Keberadaan Robert Tantular di Century Baru Terendus BI April 2008

Keberadaan Robert Tantular di Century Baru Terendus BI April 2008

- detikFinance
Jumat, 02 Okt 2009 09:40 WIB
Keberadaan Robert Tantular di Century Baru Terendus BI April 2008
Jakarta - Bank Century lahir pada 22 Oktober 2004 yang merupakan hasil merger Bank Danpac, Bank Pikko, dan Bank CIC. Namun  Bank Indonesia mengaku baru mengetahui keberadaan Robert Tantular sebagai pemilik Bank Century pada April 2008.
 
Demikian disampaikan oleh Deputi Gubernur BI Budi Rochadi ketika ditemui di Gedung BI, Jalan Thamrin, Jakarta, Kamis malam (1/10/2009).
 
"Tadinya kita tidak tahu Robert Tantular. tapi waktu kita minta Bank Century mencari investor dan ada investor yang datang dan bingung siapa yang punya Bank Century, muncullah Robert Tantular dan Rafat Ali Rijvi dan mengaku punya 70% saham Century. Itu pada April 2008, jadi kita baru tahu pada April 2008, sebelum April 2008 nama Robert bersih," kisahnya.
 
Di tempat yang sama, Deputi Direktur Direktorat Pengawasan Bank I BI Heru Kristiyana mengatakan BI tidak tahu jika Robert Tantular menjadi pemegang saham Bank Century. "Bahkan saat kita teliti saham publik Century, kita tidak menemukan ada Robert Tantular di belakangnya," jelasnya.
 
Heru mengatakan, Robert Tantular tidak terdeteksi di Bank Century karena masuk lewat pasar modal dan BI hanya tahu Bank Century dimiliki Rafat.
 
Untuk diketahui data terakhir pemegang saham Bank Century sebelum diambilalih Lembaga Penjamin Simpanan (LPS) adalah:

  • Clearstream Banking S.A Luxembourg 11,5%
  • First Gulf Asia Holdings Limited (d/h Chinkara Capital Limited) 9,55%
  • PT Century Mega Investindo 9%
  • PT Antaboga Delta Sekuritas 7,44%
  • PT Century Super Investindo 5,64%
  • Lain-lain kurang dari 5% sebesar 57,21%.
 
Bahkan BI mengatakan, kasus L/C dan kredit fiktif Bank Century oleh Robert Tantular dilakukan pada akhir 2007 dan 2008 sehingga tidak bisa langsung terdeteksi oleh BI.

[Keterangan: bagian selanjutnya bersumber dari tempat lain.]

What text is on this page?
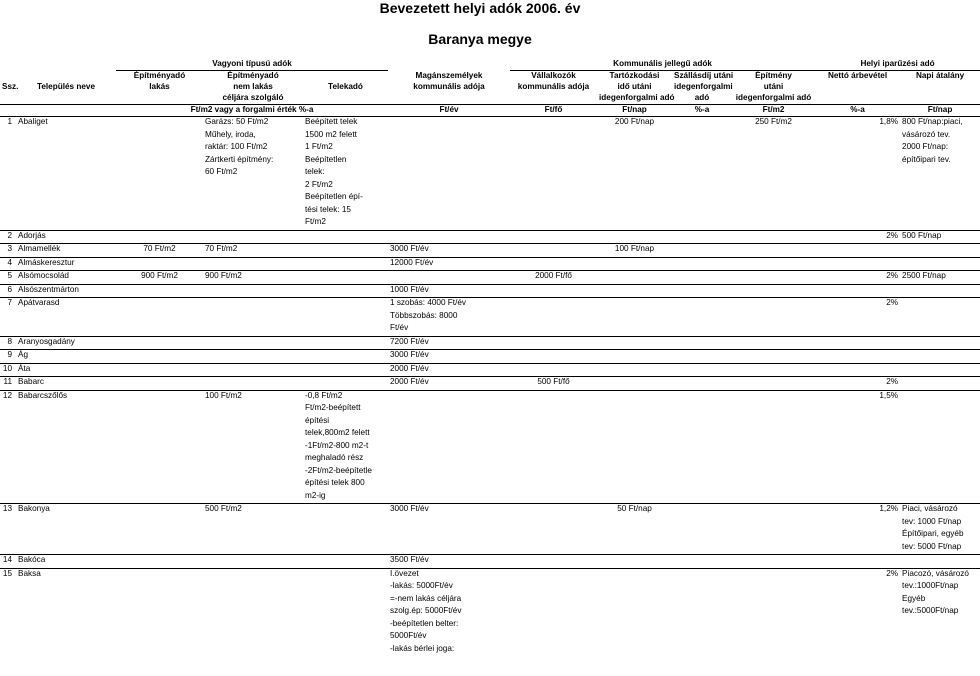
Bevezetett helyi adók 2006. év
Baranya megye
		Vagyoni típusú adók				Kommunális jellegű adók				Helyi iparűzési adó	
		Építményadó	Építményadó		Magánszemélyek	Vállalkozók	Tartózkodási	Szállásdíj utáni	Építmény	Nettó árbevétel	Napi átalány
Ssz.	Település neve	lakás	nem lakás	Telekadó	kommunális adója	kommunális adója	idő utáni	idegenforgalmi	utáni		
			céljára szolgáló				idegenforgalmi adó	adó	idegenforgalmi adó		
		Ft/m2 vagy a forgalmi érték %-a			Ft/év	Ft/fő	Ft/nap	%-a	Ft/m2	%-a	Ft/nap
1	Abaliget		Garázs: 50 Ft/m2	Beépített telek			200 Ft/nap		250 Ft/m2	1,8%	800 Ft/nap:piaci,
			Műhely, iroda,	1500 m2 felett							vásározó tev.
			raktár: 100 Ft/m2	1 Ft/m2							2000 Ft/nap:
			Zártkerti építmény:	Beépítetlen							építőipari tev.
			60 Ft/m2	telek:							
				2 Ft/m2							
				Beépítetlen épí-							
				tési telek: 15							
				Ft/m2							
2	Adorjás									2%	500 Ft/nap
3	Almamellék	70 Ft/m2	70 Ft/m2		3000 Ft/év		100 Ft/nap				
4	Almáskeresztur				12000 Ft/év						
5	Alsómocsolád	900 Ft/m2	900 Ft/m2			2000 Ft/fő				2%	2500 Ft/nap
6	Alsószentmárton				1000 Ft/év						
7	Apátvarasd				1 szobás: 4000 Ft/év					2%	
					Többszobás: 8000						
					Ft/év						
8	Aranyosgadány				7200 Ft/év						
9	Ág				3000 Ft/év						
10	Áta				2000 Ft/év						
11	Babarc				2000 Ft/év	500 Ft/fő				2%	
12	Babarcszőlős		100 Ft/m2	-0,8 Ft/m2						1,5%	
				Ft/m2-beépített							
				építési							
				telek,800m2 felett							
				-1Ft/m2-800 m2-t							
				meghaladó rész							
				-2Ft/m2-beépítetle							
				építési telek 800							
				m2-ig							
13	Bakonya		500 Ft/m2		3000 Ft/év		50 Ft/nap			1,2%	Piaci, vásározó
											tev: 1000 Ft/nap
											Építőipari, egyéb
											tev: 5000 Ft/nap
14	Bakóca				3500 Ft/év						
15	Baksa				I.övezet					2%	Piacozó, vásározó
					-lakás: 5000Ft/év						tev.:1000Ft/nap
					=-nem lakás céljára						Egyéb
					szolg.ép: 5000Ft/év						tev.:5000Ft/nap
					-beépítetlen belter:						
					5000Ft/év						
					-lakás bérlei joga:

"Sebab posisi akhir pemeriksaan kita pada Maret 2007, jadi L/C dan kredit fiktif tidak langsung diketahui," kata Heru.

SCROLL TO CONTINUE WITH CONTENT

Robert Tantular kini sudah mendekam di penjara. Pengadilan Negeri Jakarta Pusat pada 10 September 2009 lalu menjatuhkan hukuman 4 tahun penjara untuk Robert.  Namun dari 3 dakwaan, Robert hanya dinyatakan bersalah karena tidak melunasi surat-surat berharga bodong yang nilainya US$ 203 juta.

Robert bebas untuk 2 dakwaan lain yakni pencairan deposito valas nasabah Bank Century tanpa izin, dan kedua mengucurkan kredit tidak sesuai dengan prosedur yang berlaku.